La lunghezza dei telomeri dei cromosomi sembra essere in rapporto con l’età a cui un uomo si riproduce. Infatti contrariamente alle altre cellule, gli spermatozoi delle persone più anziane hanno telomeri più lunghi. Ciò vuol dire che più anziano è il genitore, più lunga sarà la vita dei figli, questo fenomeno è cumulativo su più generazioni. La scoperta potrà chiarire alcuni meccanismi evolutivi dell’invecchiamento.

Se vostro nonno era già anziano quando ha concepito vostro padre potete sperare in una lunga vita. Questa singolare scoperta è frutto di una ricerca condotta da biologi della Northwestern University, che ne riferiscono in un articolo pubblicato sui “Proceedings of the National Academy of Sciences”. La ragione del fenomeno, spiegano i ricercatori, è nei telomeri.

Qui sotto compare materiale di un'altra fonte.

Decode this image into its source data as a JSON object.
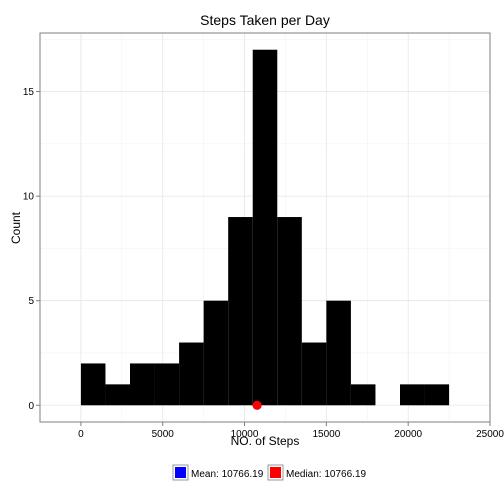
{
  "chart_data": {
    "type": "bar",
    "title": "Steps Taken per Day",
    "xlabel": "NO. of Steps",
    "ylabel": "Count",
    "xlim": [
      -2500,
      25000
    ],
    "ylim": [
      -0.8,
      17.8
    ],
    "bin_width": 1500,
    "bins": [
      {
        "x": 0,
        "count": 2
      },
      {
        "x": 1500,
        "count": 1
      },
      {
        "x": 3000,
        "count": 2
      },
      {
        "x": 4500,
        "count": 2
      },
      {
        "x": 6000,
        "count": 3
      },
      {
        "x": 7500,
        "count": 5
      },
      {
        "x": 9000,
        "count": 9
      },
      {
        "x": 10500,
        "count": 17
      },
      {
        "x": 12000,
        "count": 9
      },
      {
        "x": 13500,
        "count": 3
      },
      {
        "x": 15000,
        "count": 5
      },
      {
        "x": 16500,
        "count": 1
      },
      {
        "x": 18000,
        "count": 0
      },
      {
        "x": 19500,
        "count": 1
      },
      {
        "x": 21000,
        "count": 1
      }
    ],
    "x_ticks": [
      0,
      5000,
      10000,
      15000,
      20000,
      25000
    ],
    "x_tick_labels": [
      "0",
      "5000",
      "10000",
      "15000",
      "20000",
      "25000"
    ],
    "y_ticks": [
      0,
      5,
      10,
      15
    ],
    "y_tick_labels": [
      "0",
      "5",
      "10",
      "15"
    ],
    "bar_color": "#000000",
    "points": [
      {
        "name": "Mean",
        "x": 10766.19,
        "y": 0,
        "color": "#0000ff"
      },
      {
        "name": "Median",
        "x": 10766.19,
        "y": 0,
        "color": "#ff0000"
      }
    ],
    "legend": {
      "position": "bottom",
      "entries": [
        {
          "label": "Mean: 10766.19",
          "color": "#0000ff"
        },
        {
          "label": "Median: 10766.19",
          "color": "#ff0000"
        }
      ]
    },
    "grid": true
  }
}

Nell’invecchiamento avviene un accorciamento dei telomeri, ma ci sono delle cellule che sfuggono a questa regola: gli spermatozoi. I maschi anziani hanno spermatozoi con telomeri più lunghi. Il fenomeno è spiegato dal fatto che l’attività della telomerasi – un enzima che cerca di rallentare la progressiva demolizione dei telomeri, riallungandoli – è decisamente elevata in testicoli. Dato che i figli ereditano metà dei loro cromosomi dagli spermatozoi, i figli di padri più anziani tendono ad avere telomeri più lunghi. Al contrario, perché il pool di ovuli è stabilito in utero una volta per tutte, i telomeri presenti negli ovuli non sono influenzati dell’età della madre.

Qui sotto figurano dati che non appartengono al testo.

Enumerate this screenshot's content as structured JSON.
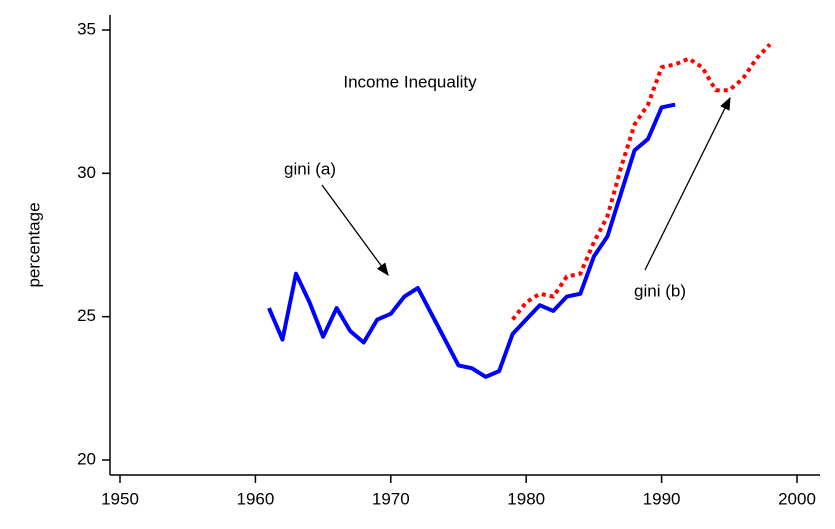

“Se tuo padre e tuo nonno sono stati in grado di vivere e riprodursi in età più avanzata, questo potrebbe far prevedere che anche tu vivrai in un ambiente in qualche modo simile, un ambiente con meno morti accidentali o in cui gli uomini sono in grado di trovare un partner in epoche successive”, ha osservato Dan T. A. Eisenberg, primo firmatario dell’articolo. “In un simile contesto, investire di più in un corpo in grado di raggiungere un’età più avanzata potrebbe essere, da una prospettiva evoluzionistica, una strategia di adattamento.”

“Quando pensiamo ai processi di adattamento, tendiamo a pensare che si manifestino nell’arco di centinaia di generazioni – ha concluso Eisenberg – ma questo studio illustra un mezzo attraverso cui potrebbero verificarsi cambiamenti genetici adattativi molto più rapidi nel giro di poche generazioni”.